Design and Identification of Novel Candidates Against the Tyrosine Kinase Domain of ALK by Comprehensive in Silico Approaches

Abstract

Anaplastik büyük hücreli lenfoma hücre hatlarında füzyon protein ortağı olarak keşif edilen Anaplastik Lenfoma Kinaz'ın (ALK), keşifinden bu yana ALK çeşitli füzyon ortakları ile çok sayıda kanserde rol oynadığı ortaya çıkmıştır. Rol oynadıkları kanser şu şekilde sıralanabilir: küçük hücreli olmayan akciğer kanseri (NSCLC); anaplastik büyük hücreli lenfoma (ALCL); nöroblastom; rabdomiyosarkom; vb. Son yılda, ABD Gıda ve İlaç Dairesi (FDA) ALK'yi hedefleyen birçok bileşik onay almıştır. Bu gelişmelere rağmen, yakın zamanda yapılan bir çalışma ALK pozitif NSCLC hastalarının yaklaşık yarısının hastalık ilerlemesi yaşanacağını vurgulanmıştır, başlangıç tedavisi olan Alectinib, ikinci nesil ALK inhibitörü ve üçüncü nesil ALK inhibitörü Lorlatinib rağmen. Bu noktaları göze alarak, bu çalışma ALK'nin tirozin kinaz alanını hedefleyebilecek yeni bileşikler keşfetmek ve geliştirmek için iki farklı yola odaklanmıştır. İlk yaklaşım olarak 200'den fazla α-carboline türevi tasarladık. Devamında moleküler yanaştırma (Docking), moleküler dinamik (MD) simülasyonlarını MM/PBSA ile serbest bağlanma enerjisi hesaplamalarından oluşan in silico protokolleri kullanarak tasarımlarımızın hedefimize karşı bağlanma özelliklerini araştırdık. İkinci yaklaşım olarak büyük bir doğal ürün veritabanını aynı amaca yönelik yeni bir ilaç adayı keşfetme adına sanal olarak taradık. Devamında bağlanma özelliklerini ilk yaklaşımda kullanılan yöntemlerle inceledik. Elde edilen bütün sonuçları göz önünde bulundurarak, sonuçlar takip eden şekilde özetlenebilir. Üç umut verici ilaç adayı aralarından yükselmiştir test edilen bileşikler arasında, bileşik 208, 209 ve CNP0106316.1. Serbest bağlanma enerjileri ise sırasıyla -9.08, -9.80 ve -11.6 kcal/mol olarak bulunmuştur. Ek olarak, ismi geçen bileşikler ilgili MD simülasyonlarında stabil bağlanma profilleri göstermişlerdir.
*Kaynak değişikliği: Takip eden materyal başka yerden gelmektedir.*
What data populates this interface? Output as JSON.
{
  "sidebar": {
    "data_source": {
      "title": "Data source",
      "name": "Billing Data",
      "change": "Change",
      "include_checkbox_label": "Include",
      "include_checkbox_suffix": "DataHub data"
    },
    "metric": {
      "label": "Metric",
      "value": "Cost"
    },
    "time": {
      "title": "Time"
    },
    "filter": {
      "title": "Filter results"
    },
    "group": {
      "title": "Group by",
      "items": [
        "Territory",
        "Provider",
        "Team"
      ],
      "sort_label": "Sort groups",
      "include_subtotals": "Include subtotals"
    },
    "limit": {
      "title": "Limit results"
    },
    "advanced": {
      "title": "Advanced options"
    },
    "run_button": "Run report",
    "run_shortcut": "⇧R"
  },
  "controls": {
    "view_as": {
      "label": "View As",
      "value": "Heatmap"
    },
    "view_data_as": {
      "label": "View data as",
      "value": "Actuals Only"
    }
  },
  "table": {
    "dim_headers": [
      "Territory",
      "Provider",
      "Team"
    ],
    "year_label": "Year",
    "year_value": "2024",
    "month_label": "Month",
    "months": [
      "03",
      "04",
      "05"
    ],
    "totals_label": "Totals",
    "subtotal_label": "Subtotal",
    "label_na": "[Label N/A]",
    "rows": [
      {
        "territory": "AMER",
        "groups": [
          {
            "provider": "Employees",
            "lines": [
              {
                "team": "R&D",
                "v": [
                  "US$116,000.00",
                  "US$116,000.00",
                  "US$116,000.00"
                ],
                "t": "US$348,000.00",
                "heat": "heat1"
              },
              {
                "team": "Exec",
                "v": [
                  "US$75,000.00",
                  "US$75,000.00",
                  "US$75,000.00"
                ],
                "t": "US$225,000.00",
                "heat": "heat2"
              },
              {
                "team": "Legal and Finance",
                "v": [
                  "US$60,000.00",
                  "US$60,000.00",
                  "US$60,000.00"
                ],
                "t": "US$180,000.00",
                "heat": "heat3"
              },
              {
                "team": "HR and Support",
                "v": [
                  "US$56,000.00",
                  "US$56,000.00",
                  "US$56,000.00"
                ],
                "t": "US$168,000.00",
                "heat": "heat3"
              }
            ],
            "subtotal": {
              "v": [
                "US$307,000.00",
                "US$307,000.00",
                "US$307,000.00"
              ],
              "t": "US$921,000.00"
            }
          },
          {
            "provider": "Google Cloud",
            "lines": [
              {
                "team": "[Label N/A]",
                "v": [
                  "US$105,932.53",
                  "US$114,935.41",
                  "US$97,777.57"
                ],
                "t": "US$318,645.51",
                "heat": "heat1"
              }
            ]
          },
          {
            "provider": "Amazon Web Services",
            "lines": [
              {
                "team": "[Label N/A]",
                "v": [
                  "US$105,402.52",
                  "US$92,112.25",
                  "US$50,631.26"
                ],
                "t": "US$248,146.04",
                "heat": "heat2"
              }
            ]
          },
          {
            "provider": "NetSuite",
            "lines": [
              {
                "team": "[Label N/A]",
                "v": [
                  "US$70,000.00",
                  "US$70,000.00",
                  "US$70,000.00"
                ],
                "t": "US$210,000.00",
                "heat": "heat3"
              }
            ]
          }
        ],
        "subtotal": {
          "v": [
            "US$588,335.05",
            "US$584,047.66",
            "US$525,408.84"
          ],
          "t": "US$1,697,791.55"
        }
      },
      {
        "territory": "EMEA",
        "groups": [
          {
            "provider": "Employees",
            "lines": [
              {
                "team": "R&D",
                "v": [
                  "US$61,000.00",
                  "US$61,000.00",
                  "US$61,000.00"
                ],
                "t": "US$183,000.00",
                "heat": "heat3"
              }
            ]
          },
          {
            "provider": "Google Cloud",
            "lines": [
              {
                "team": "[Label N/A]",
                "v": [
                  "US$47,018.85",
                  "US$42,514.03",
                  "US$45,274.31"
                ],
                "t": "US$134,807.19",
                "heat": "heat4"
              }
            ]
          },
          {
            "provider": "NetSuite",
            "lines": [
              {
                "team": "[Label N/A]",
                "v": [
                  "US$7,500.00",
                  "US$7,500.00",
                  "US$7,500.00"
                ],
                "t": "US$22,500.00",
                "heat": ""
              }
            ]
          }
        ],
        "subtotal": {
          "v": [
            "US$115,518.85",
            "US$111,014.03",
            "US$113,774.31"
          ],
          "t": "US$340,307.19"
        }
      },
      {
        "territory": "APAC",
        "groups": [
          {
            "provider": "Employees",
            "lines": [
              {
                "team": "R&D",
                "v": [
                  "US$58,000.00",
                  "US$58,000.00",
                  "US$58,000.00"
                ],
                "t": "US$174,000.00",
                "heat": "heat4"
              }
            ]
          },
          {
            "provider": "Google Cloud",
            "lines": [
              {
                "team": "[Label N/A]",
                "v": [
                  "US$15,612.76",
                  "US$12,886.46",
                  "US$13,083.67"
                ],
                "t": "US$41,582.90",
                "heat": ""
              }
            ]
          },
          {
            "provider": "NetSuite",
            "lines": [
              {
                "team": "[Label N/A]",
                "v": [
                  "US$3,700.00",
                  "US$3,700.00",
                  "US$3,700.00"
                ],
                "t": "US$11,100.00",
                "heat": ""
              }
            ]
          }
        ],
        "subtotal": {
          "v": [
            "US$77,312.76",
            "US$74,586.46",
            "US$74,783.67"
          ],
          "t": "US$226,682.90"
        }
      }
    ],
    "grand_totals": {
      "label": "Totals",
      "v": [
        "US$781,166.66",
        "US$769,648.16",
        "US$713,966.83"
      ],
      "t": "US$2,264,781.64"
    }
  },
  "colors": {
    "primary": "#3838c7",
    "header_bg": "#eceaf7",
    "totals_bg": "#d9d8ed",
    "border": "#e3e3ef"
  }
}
After the first description of Anaplastic Lymphoma Kinase (ALK) in an anaplastic large cell lymphoma cell line as a nucleophosmin (NPM) fusion partner, ALK and its various fusion partners have been implicated in numerous cancers such as non-small cell lung cancer (NSCLC), anaplastic large cell lymphoma (ALCL), neuroblastoma, rhabdomyosarcoma. In the last decade, several compounds targeting ALK have been developed and approved by the Food and Drug Administration (FDA). Despite the advances of generations of ALK inhibitors, a recent study highlighted that around half of the ALK-positive NSCLC patients will go through disease progression in response to first-line Alectinib and Lorlatinib, which is a second-generation and third generation ALK inhibitors, respectively. Given these points, this study focused on two distinct paths to discover and develop novel compounds that could target tyrosine kinase domain of the ALK. Firstly, we designed more than 200 α-carboline derivatives and investigated their binding properties against ALK tyrosine kinase by using in silico protocols consisting of molecular docking studies, molecular dynamics simulations, and MM/PBSA binding free energy calculation. As a second approach, we virtually screened a large natural product database to a novel drug candidate for possibly inhibiting ALK TK and investigated their binding properties by similar ways utilised in the first approach. Considering the obtained results, we developed three promising candidates, compounds 208, 209 and CNP106316.1 with -9.08, -9.80, and -11.6 kcal/mol and binding energies respectively, which demonstrated improved binding profiles over their respective MD simulations, 300ns for carbolines, 500ns for the NP.